Christian McCaffrey’s somewhat surprising ascension into the Heisman conversation is proof enough of just how far the Stanford Cardinal have come since scoring just six points in a season-opening loss to Northwestern. The Cardinal has scored at least 31 points in each game since, and averaged 48.5 points per game while compiling a 4-0 Pac-12 record en route to a No. 10 national ranking.
Those victories, of course, have something to do with McCaffrey’s growing Heisman profile. But it’s also true that McCaffrey, a 6-foot, 210-pound sophomore and the son of Denver Broncos All-Pro receiver Ed McCaffrey, is at the center of this offensive renaissance. He’s rushed for 844 yards on 130 carries in six games, scoring five touchdowns and averaging 6.5 yards per rush. And he has 16 receptions this season for 176 yards and a touchdown.
He returns punts and kickoffs, too, and ranks second in the Pac-12 with an average of 30 yards per kick return. Against UCLA last Thursday, he returned a kick 96 yards, broke Stanford’s single-game rushing record with 243 yards, and finished with 369 all-purpose yards — 10 yards short of another Stanford record.

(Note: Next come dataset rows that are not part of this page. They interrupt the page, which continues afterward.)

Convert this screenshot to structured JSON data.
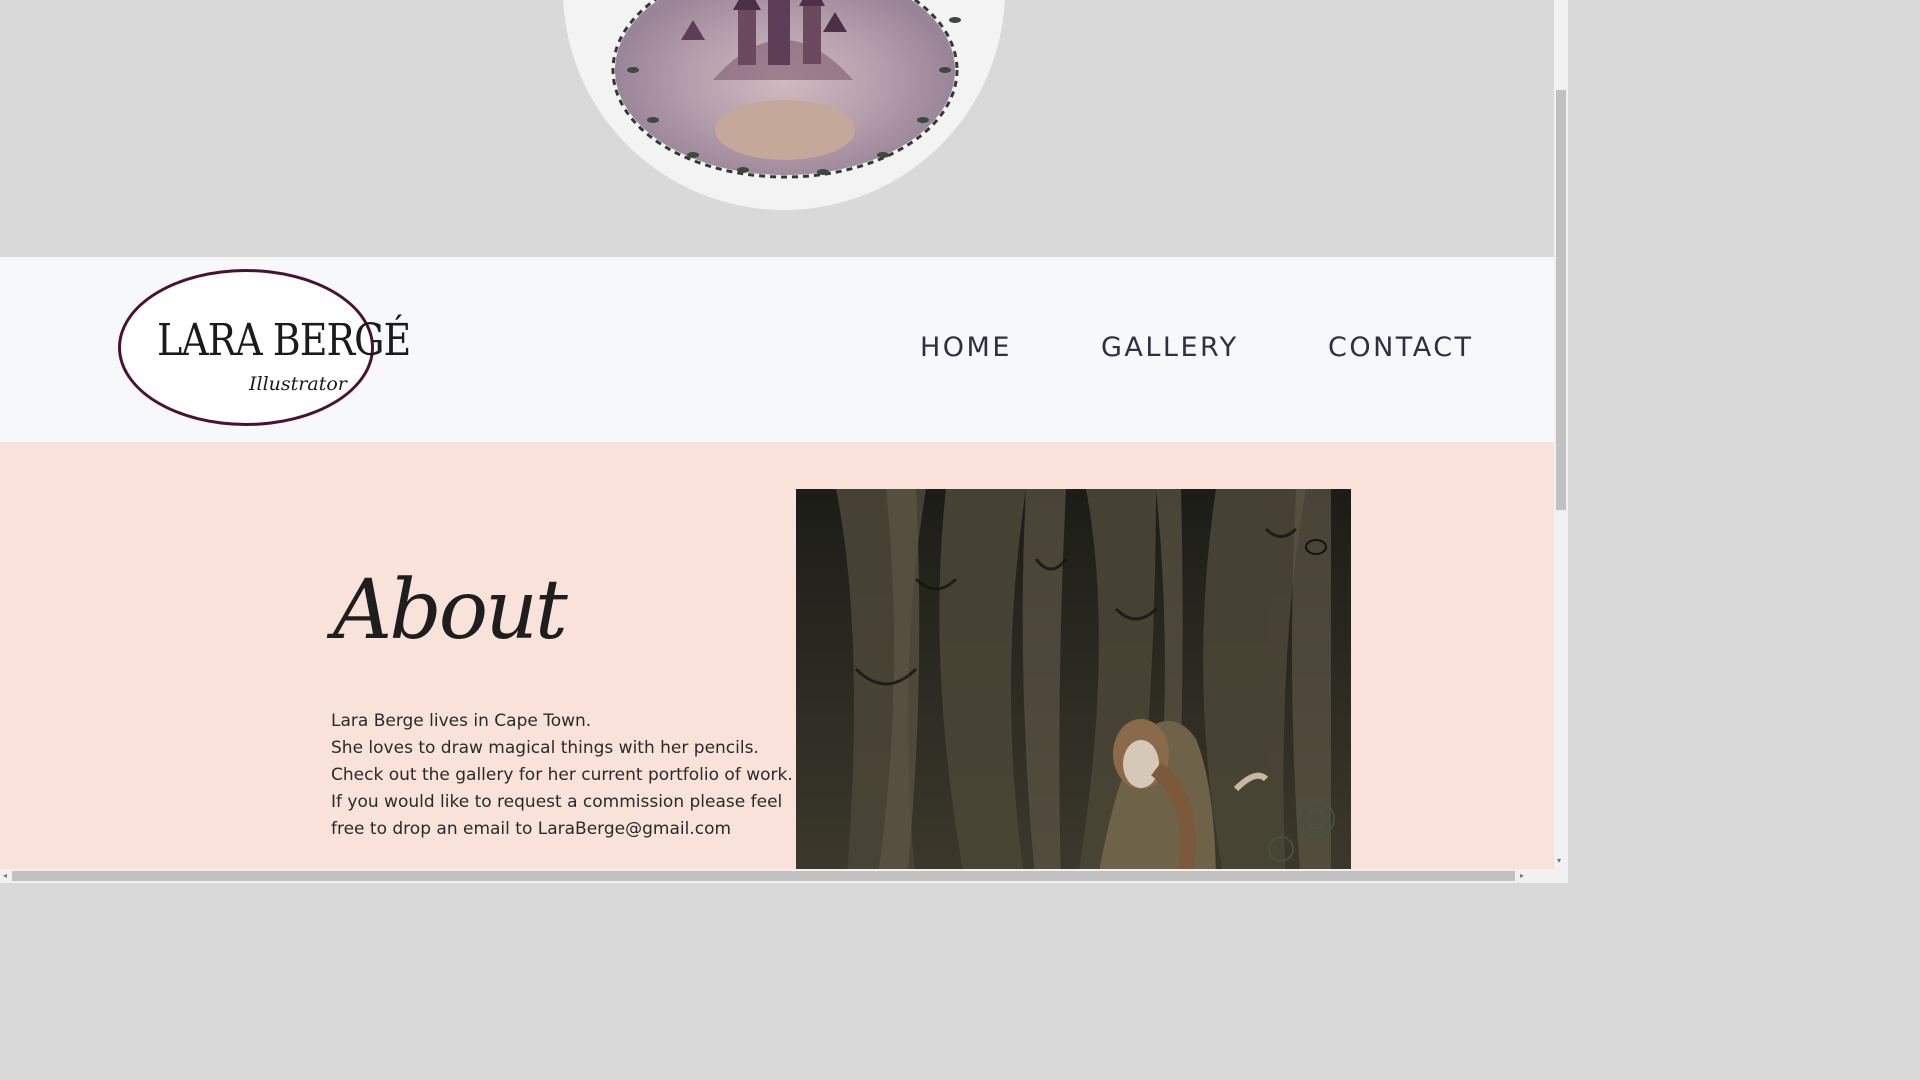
{
  "logo": {
    "name": "LARA BERGÉ",
    "subtitle": "Illustrator"
  },
  "nav": {
    "home": "HOME",
    "gallery": "GALLERY",
    "contact": "CONTACT"
  },
  "about": {
    "title": "About",
    "lines": [
      "Lara Berge lives in Cape Town.",
      "She loves to draw magical things with her pencils.",
      "Check out the gallery for her current portfolio of work.",
      "If you would like to request a commission please feel",
      "free to drop an email to LaraBerge@gmail.com"
    ]
  },
  "colors": {
    "hero_bg": "#d9d9d9",
    "navbar_bg": "#f7f8fa",
    "about_bg": "#f9e2d9",
    "logo_border": "#4a1230",
    "nav_text": "#2c3042"
  },
  "scrollbars": {
    "left_arrow": "◂",
    "right_arrow": "▸",
    "down_arrow": "▾"
  }
}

So while Oregon’s Freeman might project more favorably to the NFL, McCaffrey could well be the most valuable nonquarterback in the league. His 1,518 all-purpose yards — an average of 253.0 per game — lead the nation.
“He’s a hell of a player,” said UW nose tackle Elijah Qualls, whose 6-foot-1, 311-pound frame will be tasked with clogging up Stanford’s formidable offensive line. “Kick return, receiver, tailback. Golly. Dude can do it all. That’s another dude we’re going to have to wrap up, man. We’re going to have to gang-tackle him.”
--- McCaffrey and Utah running back DeVontae Booker probably represent the Pac-12’s best chance at having a Heisman finalist.
--- Stanford receiver Francis Owusu is, predictably, receiving a lot of national attention for the ridiculous touchdown catch he made against UCLA last week.